Background: The prevailing sodium intake and renin-angiotensin system status influence the blood pressure response to an angiotensin II type 1 (AT1) receptor antagonist or an angiotensin I converting enzyme inhibitor, which is known to be reinforced by a low sodium intake or administration of a diuretic.
Objective: To investigate the possibility that combining both drugs might be more effective in conditions of high sodium intake than blocking the renin-angiotensin system in a single step.
Methods: In a placebo-controlled, four-period crossover study in 12 normotensive volunteers who received a high sodium chloride intake (more than 250 mmol/day for 6 days), the haemodynamic and renin effects of a single oral dose of irbesartan 150 mg combined with fosinopril 20 mg were compared with those of a usual daily dose of fosinopril (20 mg) and a high dose of irbesartan (300 mg).
Results: The changes in blood pressure induced by fosinopril and irbesartan alone were not different from those of placebo, whereas the combination significantly decreased blood pressure. Simultaneously, it increased plasma active renin and prorenin concentrations to a greater extent than did each single-site blocker.

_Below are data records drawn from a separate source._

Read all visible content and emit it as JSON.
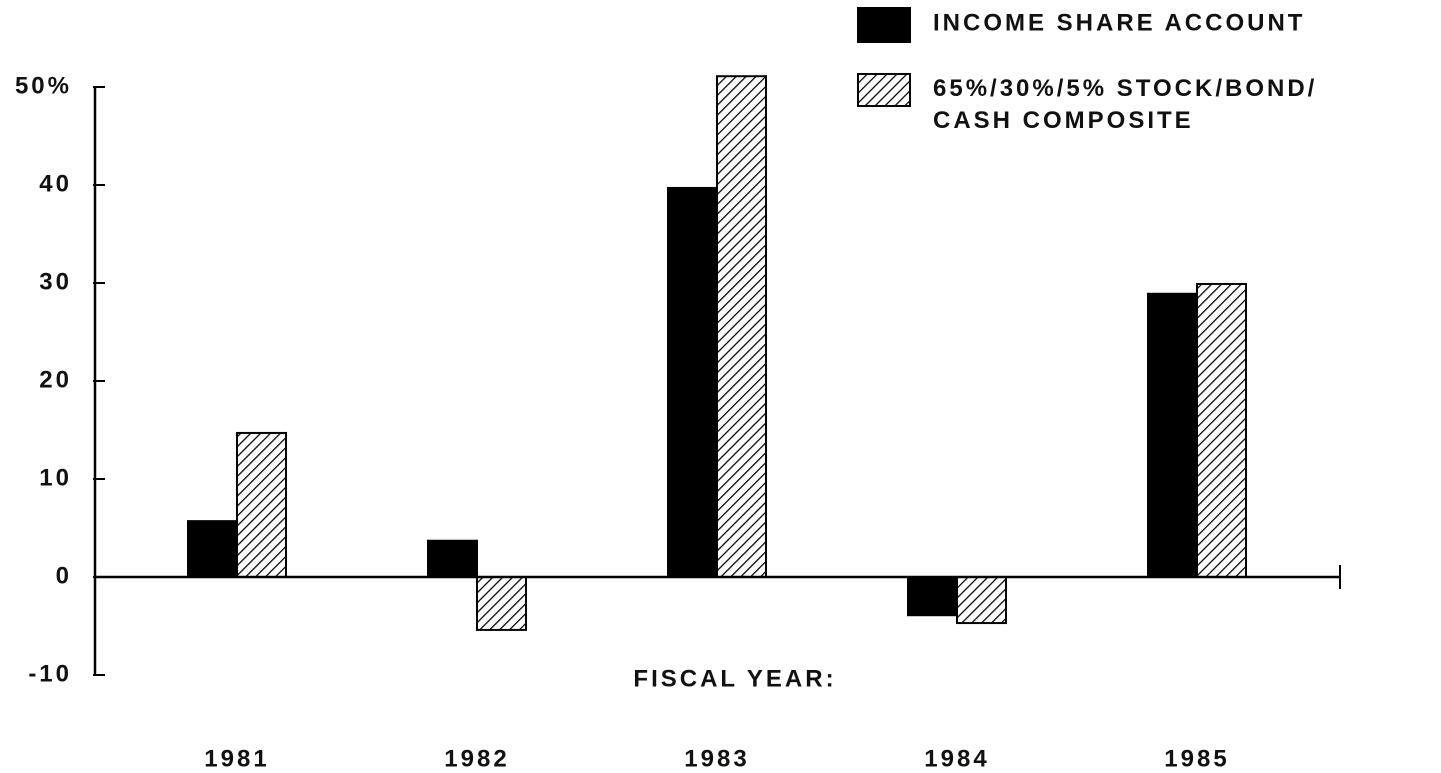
{
  "chart_data": {
    "type": "bar",
    "x_label": "FISCAL YEAR:",
    "categories": [
      "1981",
      "1982",
      "1983",
      "1984",
      "1985"
    ],
    "series": [
      {
        "name": "INCOME SHARE ACCOUNT",
        "color": "#000000",
        "fill": "solid",
        "values": [
          5.7,
          3.7,
          39.7,
          -3.9,
          28.9
        ]
      },
      {
        "name": "65%/30%/5% STOCK/BOND/ CASH COMPOSITE",
        "color": "#000000",
        "fill": "hatch",
        "values": [
          14.7,
          -5.4,
          51.1,
          -4.7,
          29.9
        ]
      }
    ],
    "ylim": [
      -10,
      50
    ],
    "yticks": [
      -10,
      0,
      10,
      20,
      30,
      40,
      {
        "value": 50,
        "label": "50%"
      }
    ],
    "grid": false,
    "legend": "top-right"
  }
}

Conclusion: In low-renin conditions, combined renin-angiotensin system blockade enables the demonstration of a persistent renin-dependency of the blood pressure. Through its more efficient blockade of the renin-angiotensin system, demonstrated by the increase in renin and prorenin, combined renin-angiotensin system blockade is more effective than doubling the usual dose of an AT1 receptor antagonist. This may offer an alternative strategy for treating patients with a range of renin concentrations, and may potentially increase the cardio- and nephrotective benefits through a more complete blockade of the renin-angiotensin system.